I have learned that my dad is not invincible. Not that I really believed that he was made of steel, or couldn't be injured...but he has always been my Dad. And with that title and role, came invincibility. He could unscrew any jar, open the high cupboards, lift heavy objects, have me and my sister walk on his back at the same time, he constructed big toys and club houses, and shingled roofs, built basements and garages, stepped on rusty nails (and didn't shed a tear) gave bear hugs, tucked me in mummy style, swung me in the air, walked me down the aisle, served in the Navy, fought fires, saved people and their homes and their pets...he is Dad.

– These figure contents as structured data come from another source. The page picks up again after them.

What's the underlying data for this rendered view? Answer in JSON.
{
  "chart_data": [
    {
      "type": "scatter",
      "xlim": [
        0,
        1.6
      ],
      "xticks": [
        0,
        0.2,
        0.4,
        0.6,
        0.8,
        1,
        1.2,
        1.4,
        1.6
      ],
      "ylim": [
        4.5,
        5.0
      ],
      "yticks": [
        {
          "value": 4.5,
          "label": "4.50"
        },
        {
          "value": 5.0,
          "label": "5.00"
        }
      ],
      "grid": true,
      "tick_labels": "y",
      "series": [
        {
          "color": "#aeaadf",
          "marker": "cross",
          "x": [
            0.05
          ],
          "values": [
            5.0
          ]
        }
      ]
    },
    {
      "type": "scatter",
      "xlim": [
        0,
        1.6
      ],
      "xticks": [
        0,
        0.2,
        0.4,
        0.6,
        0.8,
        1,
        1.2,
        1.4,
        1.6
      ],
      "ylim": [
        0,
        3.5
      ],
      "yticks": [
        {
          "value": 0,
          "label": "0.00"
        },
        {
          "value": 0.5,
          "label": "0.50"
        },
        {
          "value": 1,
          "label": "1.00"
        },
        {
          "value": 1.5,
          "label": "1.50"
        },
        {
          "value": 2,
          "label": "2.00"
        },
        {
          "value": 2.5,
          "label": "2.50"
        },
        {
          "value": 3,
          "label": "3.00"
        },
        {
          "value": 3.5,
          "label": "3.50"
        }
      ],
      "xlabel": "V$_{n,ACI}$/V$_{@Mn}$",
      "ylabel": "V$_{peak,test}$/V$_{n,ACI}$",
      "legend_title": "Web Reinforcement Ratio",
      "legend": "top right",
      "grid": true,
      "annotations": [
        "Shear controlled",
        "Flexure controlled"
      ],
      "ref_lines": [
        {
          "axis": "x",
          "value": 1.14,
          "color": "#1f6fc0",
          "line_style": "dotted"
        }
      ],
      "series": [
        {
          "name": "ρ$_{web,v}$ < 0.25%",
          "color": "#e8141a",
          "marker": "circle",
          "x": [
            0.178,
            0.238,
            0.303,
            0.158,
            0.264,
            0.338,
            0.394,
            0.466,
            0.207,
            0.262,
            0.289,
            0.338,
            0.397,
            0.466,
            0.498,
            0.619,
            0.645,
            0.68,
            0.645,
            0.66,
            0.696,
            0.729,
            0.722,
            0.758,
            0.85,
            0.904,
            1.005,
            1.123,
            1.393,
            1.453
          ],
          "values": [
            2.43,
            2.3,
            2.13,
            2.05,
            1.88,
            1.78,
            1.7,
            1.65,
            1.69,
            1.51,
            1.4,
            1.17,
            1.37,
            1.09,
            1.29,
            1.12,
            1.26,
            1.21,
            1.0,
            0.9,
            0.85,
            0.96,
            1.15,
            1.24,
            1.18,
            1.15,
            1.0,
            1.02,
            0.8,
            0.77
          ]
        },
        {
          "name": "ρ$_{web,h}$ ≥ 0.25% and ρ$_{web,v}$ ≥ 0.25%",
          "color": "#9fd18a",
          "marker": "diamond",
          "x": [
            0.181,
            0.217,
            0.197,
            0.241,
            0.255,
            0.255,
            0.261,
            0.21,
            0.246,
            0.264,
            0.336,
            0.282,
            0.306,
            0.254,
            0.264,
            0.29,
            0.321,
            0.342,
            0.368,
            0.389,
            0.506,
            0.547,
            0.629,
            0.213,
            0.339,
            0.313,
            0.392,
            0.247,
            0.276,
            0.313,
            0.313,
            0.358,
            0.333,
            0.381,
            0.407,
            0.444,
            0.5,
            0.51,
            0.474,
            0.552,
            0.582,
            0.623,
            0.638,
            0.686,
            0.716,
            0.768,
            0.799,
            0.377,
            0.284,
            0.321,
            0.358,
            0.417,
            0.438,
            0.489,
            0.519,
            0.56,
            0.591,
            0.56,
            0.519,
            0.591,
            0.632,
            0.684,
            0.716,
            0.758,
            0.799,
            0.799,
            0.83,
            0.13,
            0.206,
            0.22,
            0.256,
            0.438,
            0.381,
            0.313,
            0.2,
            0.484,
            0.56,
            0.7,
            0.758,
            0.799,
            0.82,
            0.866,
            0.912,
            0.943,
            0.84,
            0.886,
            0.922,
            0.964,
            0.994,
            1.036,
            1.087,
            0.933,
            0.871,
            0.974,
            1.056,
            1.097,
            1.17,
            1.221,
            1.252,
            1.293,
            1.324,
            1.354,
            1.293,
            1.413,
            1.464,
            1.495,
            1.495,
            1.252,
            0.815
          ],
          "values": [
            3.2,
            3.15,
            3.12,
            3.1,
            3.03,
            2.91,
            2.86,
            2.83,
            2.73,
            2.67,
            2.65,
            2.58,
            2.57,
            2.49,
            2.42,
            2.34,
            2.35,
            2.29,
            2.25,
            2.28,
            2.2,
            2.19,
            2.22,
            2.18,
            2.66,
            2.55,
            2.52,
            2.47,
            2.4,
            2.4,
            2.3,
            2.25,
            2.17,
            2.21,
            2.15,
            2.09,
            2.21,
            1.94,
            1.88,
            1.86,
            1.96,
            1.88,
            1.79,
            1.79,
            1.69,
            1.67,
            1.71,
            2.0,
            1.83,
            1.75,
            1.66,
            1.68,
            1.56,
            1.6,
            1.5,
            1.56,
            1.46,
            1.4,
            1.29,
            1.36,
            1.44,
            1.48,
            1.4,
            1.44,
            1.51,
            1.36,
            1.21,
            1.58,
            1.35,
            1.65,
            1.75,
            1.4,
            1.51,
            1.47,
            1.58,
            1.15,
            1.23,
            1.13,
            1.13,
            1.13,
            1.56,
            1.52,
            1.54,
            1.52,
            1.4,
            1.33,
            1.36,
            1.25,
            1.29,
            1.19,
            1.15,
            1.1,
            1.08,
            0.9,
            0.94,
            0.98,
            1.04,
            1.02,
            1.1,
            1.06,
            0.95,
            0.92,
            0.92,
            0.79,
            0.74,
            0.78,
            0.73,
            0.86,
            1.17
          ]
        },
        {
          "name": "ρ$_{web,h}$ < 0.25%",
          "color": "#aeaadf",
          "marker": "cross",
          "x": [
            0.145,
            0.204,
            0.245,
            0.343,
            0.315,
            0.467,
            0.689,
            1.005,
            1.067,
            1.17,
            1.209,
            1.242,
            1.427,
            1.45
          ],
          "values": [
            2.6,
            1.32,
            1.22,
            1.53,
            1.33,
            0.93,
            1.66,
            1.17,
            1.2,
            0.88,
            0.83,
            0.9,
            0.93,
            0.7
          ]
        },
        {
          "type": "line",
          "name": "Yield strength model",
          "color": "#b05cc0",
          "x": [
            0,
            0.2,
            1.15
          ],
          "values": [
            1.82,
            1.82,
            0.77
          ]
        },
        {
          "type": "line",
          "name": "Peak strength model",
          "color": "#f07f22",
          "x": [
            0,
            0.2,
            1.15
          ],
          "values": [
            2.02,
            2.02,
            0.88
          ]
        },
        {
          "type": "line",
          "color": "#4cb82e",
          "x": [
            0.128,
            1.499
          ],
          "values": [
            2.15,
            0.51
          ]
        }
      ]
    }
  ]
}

This week my dad had a traichiotomy. Next week he will have a total laryngectomy. Following that he will undergo radiation. He should not smoke another cigarette again, so he will likely need a support group for that. He will need to learn how to talk w/o a voice box. He will need to make major lifestyle changes and adapt to life with a stoma that need constant care and awareness. There may be psychological challenges to this, so he will need to use the resources available to him to recover and adjust.
So what have I learned? I have learned that a patient with a traich in feels like he is drowning. I have learned that when it gets too dry to cough the gunk that needs to be coughed OUT of your lungs, you need to have it suctioned. I have learned that the suction "kills". I have learned what a total laryngectomy means now and what it will mean later. I have learned that the VA hospital has tasty cheap food in their cafeteria. I have learned that there is a very interesting hole in the wall booktrader store near the VA hospital that both Brian and I could spend a good deal of time in looking at books. I have learned that my dad is "pissed" that it got to this point. I have learned that so am I.
When I got the news, I didn't cry, I didn't panic, I didn't get emotional--which is unlike me. I have learned to put my trust in God. I have learned to put this in His hands. I have learned that no doctor, or surgeon, or nurse or family member can heal my dad. And that while God is working through all of these people, and He has given them the knowledge and tools to work on my dad's body, HE is healing my dad. I have learned that while we still as of now don't have all the answers... He does. He has known them all along. He is not taken off guard by this. I have prayed for peace over this. I am still scared. It is still very hard to watch my dad go through this. It is sad for me to watch him coughing, and it is difficult to see him in this pain, in this bed, with this traich, and with the sadness. However, I also see the light. God has given us a chance to do things differently. He has given my dad the opportunity to make changes to his life that will improve the quality. I pray that my dad will pray. I pray that God will heal not only my dad's body but his spirit and his mind as well.
I know my dad is sad, I know he is probably angry, he is hurting physically, mentally and emotionally. I pray that he is not hurting spiritually. I pray that he seeks God for comfort and that the comfort be given.
My dad is not invincible. He is human. He can break. He can hurt. But he will be healed.
Our Father though....that's a different story. He is invincible. And through Him, my dad will come home and live. I've learned that too. Thanks be to God.